Characterizations: moving, well written


  1. Marian says:

    Oh, John, what a story. I am still brushing back tears. But as you say, you are working on forgiving your mother and you said what needed to be said, so I hope a burden was lifted. Given my own hospice experiences with people hearing me, it’s very likely your mother heard you, even if she couldn’t answer. May the rest of your journey be easier.

    • John Zussman says:

      Thank you, Marian. I’ve had this story in mind since my Mom died, but when the right prompt came up, I wasn’t sure I’d be able to tell it. It’s nice to think she might have heard me. I hope it did her some good too.

  2. Suzy says:

    John, this story is very touching and beautifully written. I like the way your title is “The Four Things…” and then you refer to each one as Thing #1, Thing #2, etc. Makes it easy for the reader to follow along while brushing away tears.
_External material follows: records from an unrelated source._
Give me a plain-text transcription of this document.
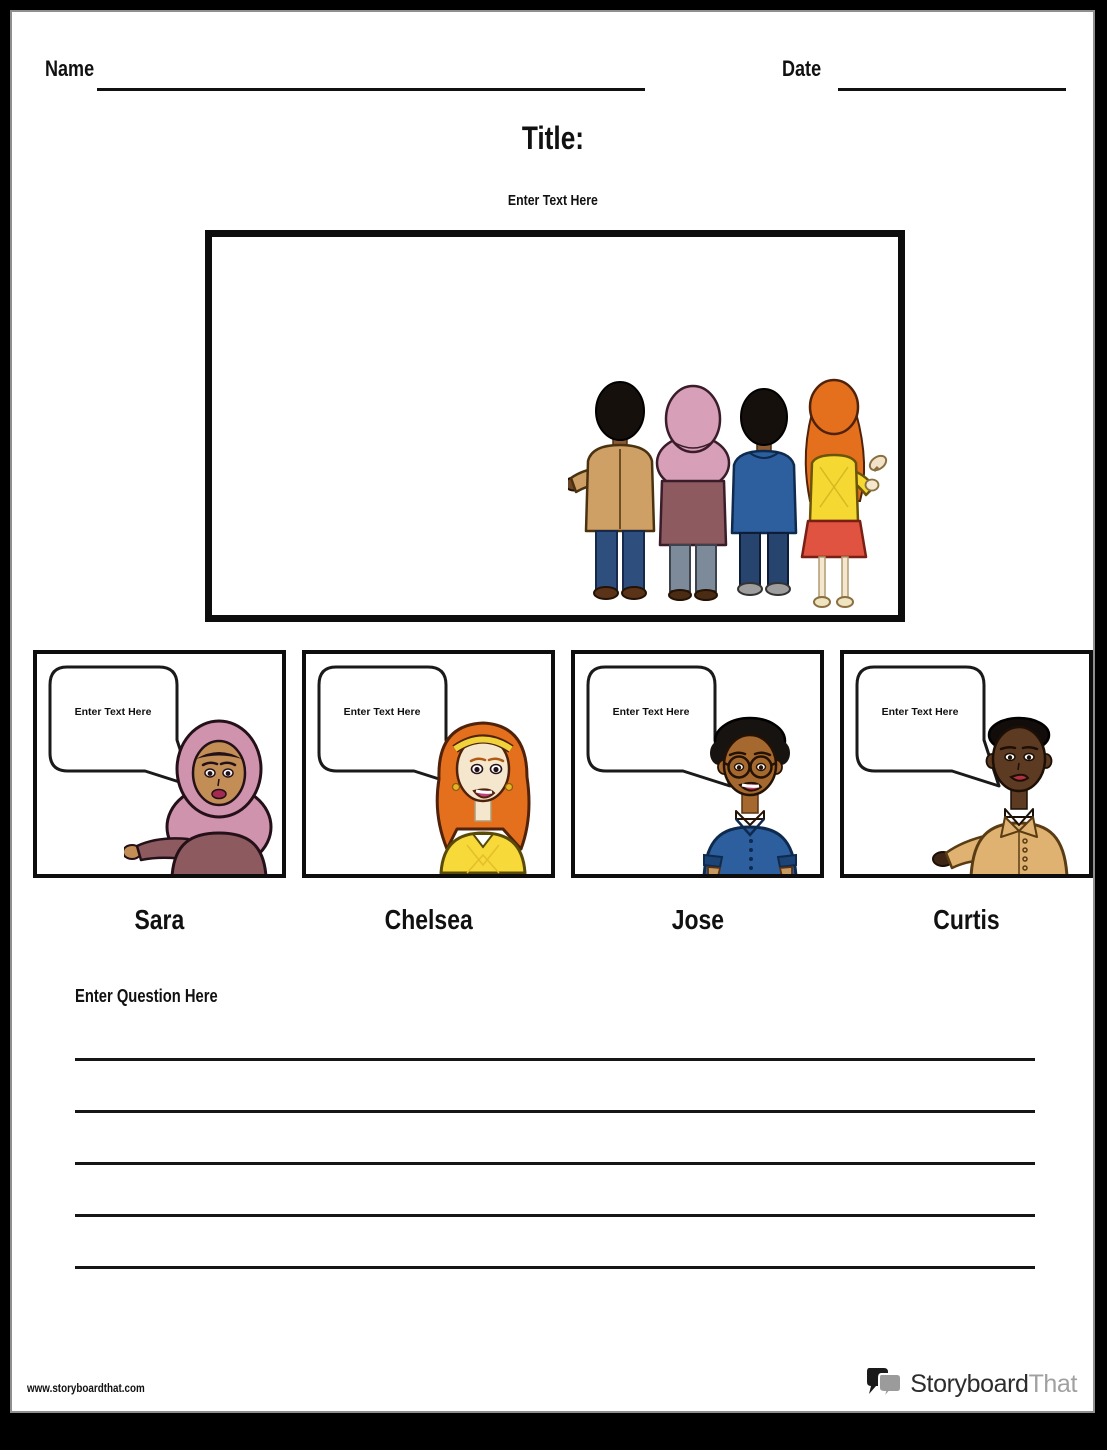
Name	Date
Title:
Enter Text Here
Enter Text Here	Enter Text Here	Enter Text Here	Enter Text Here
Sara	Chelsea	Jose	Curtis
Enter Question Here
www.storyboardthat.com	StoryboardThat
    After reading your story, and Risa’s, as well as the comments on Risa’s, I am realizing how lucky I was to have a wonderful, caring mother who gave me no need to forgive or be forgiven.

    • John Zussman says:

      Suzy, thanks for the kind words. You are indeed lucky, and I sometimes look wistfully at friends who view their parents with unalloyed joy. You’ve told us your mom’s story, so I know it’s true.

      Calling my talking points Thing 1 and Thing 2 were actually nods to MSNBC host Chris Hayes, who (before the pandemic) would use them to label odd related stories he would cover; and in turn to Dr. Seuss, who created them as mischievous characters in The Cat in the Hat.

  3. Risa Nye says:

    John, thank you for sharing this part of your story. The most a person can do is try to meet halfway, and you tried. I’m sure she heard you. Forgiveness takes a very long time. I hope you get there.
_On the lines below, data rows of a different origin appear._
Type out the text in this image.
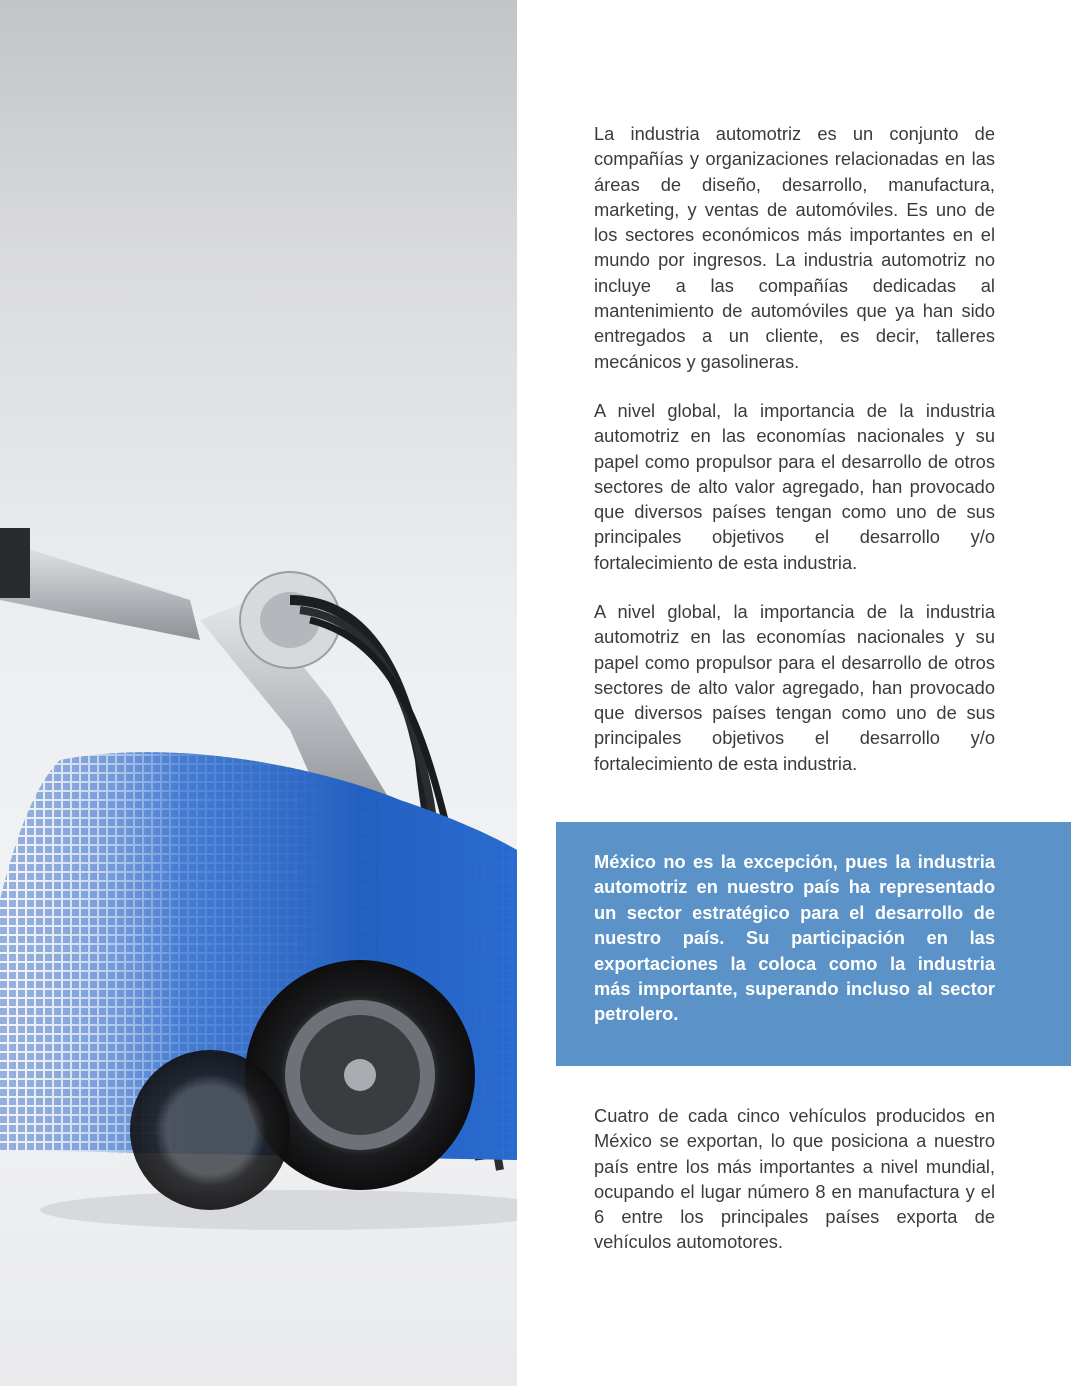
La industria automotriz es un conjunto de compañías y organizaciones relacionadas en las áreas de diseño, desarrollo, manufactura, marketing, y ventas de automóviles. Es uno de los sectores económicos más importantes en el mundo por ingresos. La industria automotriz no incluye a las compañías dedicadas al mantenimiento de automóviles que ya han sido entregados a un cliente, es decir, talleres mecánicos y gasolineras.

A nivel global, la importancia de la industria automotriz en las economías nacionales y su papel como propulsor para el desarrollo de otros sectores de alto valor agregado, han provocado que diversos países tengan como uno de sus principales objetivos el desarrollo y/o fortalecimiento de esta industria.

A nivel global, la importancia de la industria automotriz en las economías nacionales y su papel como propulsor para el desarrollo de otros sectores de alto valor agregado, han provocado que diversos países tengan como uno de sus principales objetivos el desarrollo y/o fortalecimiento de esta industria.

México no es la excepción, pues la industria automotriz en nuestro país ha representado un sector estratégico para el desarrollo de nuestro país. Su participación en las exportaciones la coloca como la industria más importante, superando incluso al sector petrolero.

Cuatro de cada cinco vehículos producidos en México se exportan, lo que posiciona a nuestro país entre los más importantes a nivel mundial, ocupando el lugar número 8 en manufactura y el 6 entre los principales países exporta de vehículos automotores.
  4. I, too, like the “things”…and how you segued from four things to Thing #1, et al.

    “Her breathing was steady but shallow, like a ghost might breathe, over and over” took my breath away, and then I read it again, and again. Similarly, I think forgiveness might be a living thing…we remember the hurt, and then we remember to forgive, over and over.

    Beautiful story, John…thank you, and what a wonderful photo!

    • John Zussman says:

      Thanks so much, Barbara. I love your insight that forgiveness is not an event but a process. Gotta remember that one. As a cognitive scientist, I’d like to think that each act of forgiveness solidifies the neural pathways in our brain, making the next easier.

  5. Laurie Levy says:

    This is such a powerful story, John. I wish I had the opportunity to say my version of these four things to my father, but he died before I could get there. Forgiveness is for you to help you heal, whether or not she heard you. Thanks for sharing this poignant story. Now, you also have to forgive yourself.

  6. Betsy Pfau says:

    My dear John, having been there so long, and witnessed so much, I can barely read this, as my eyes are brimming. Forgiveness is difficult. I am not sure I ever forgave my mother for some actions she took on the day of my Confirmation (6/1/1968), as you will read in an upcoming story, though I took good care of her for the last 15 years of her life. As I will say, perhaps I forgave on her deathbed. Your words are beautiful and righteous. Thank you for sharing this story with us.

    I love your Featured photo. Your mother was a bit older when I first met her, but not too much. She had a wonderful smile. She was, of course, always lovely to me, but I was the nice girl from around the corner, which infuriated all concerned. You already have wisdom. May you also find peace.

  7. Just sought out this Forgiveness story of yours as you mentioned it when I commented on Suzy’s current post.

    We’re all working on it, on it all, aren’t we John?
    At a human potential workshop I once took we were told to forgive our parents, they did the best they could.

    • John Zussman says:

      So very true! I like your advice, too. Do you know Philip Larkin’s poem, “This Be the Verse?” Google it if you don’t. A hilarious capsule summary of family dysfunction across the generations.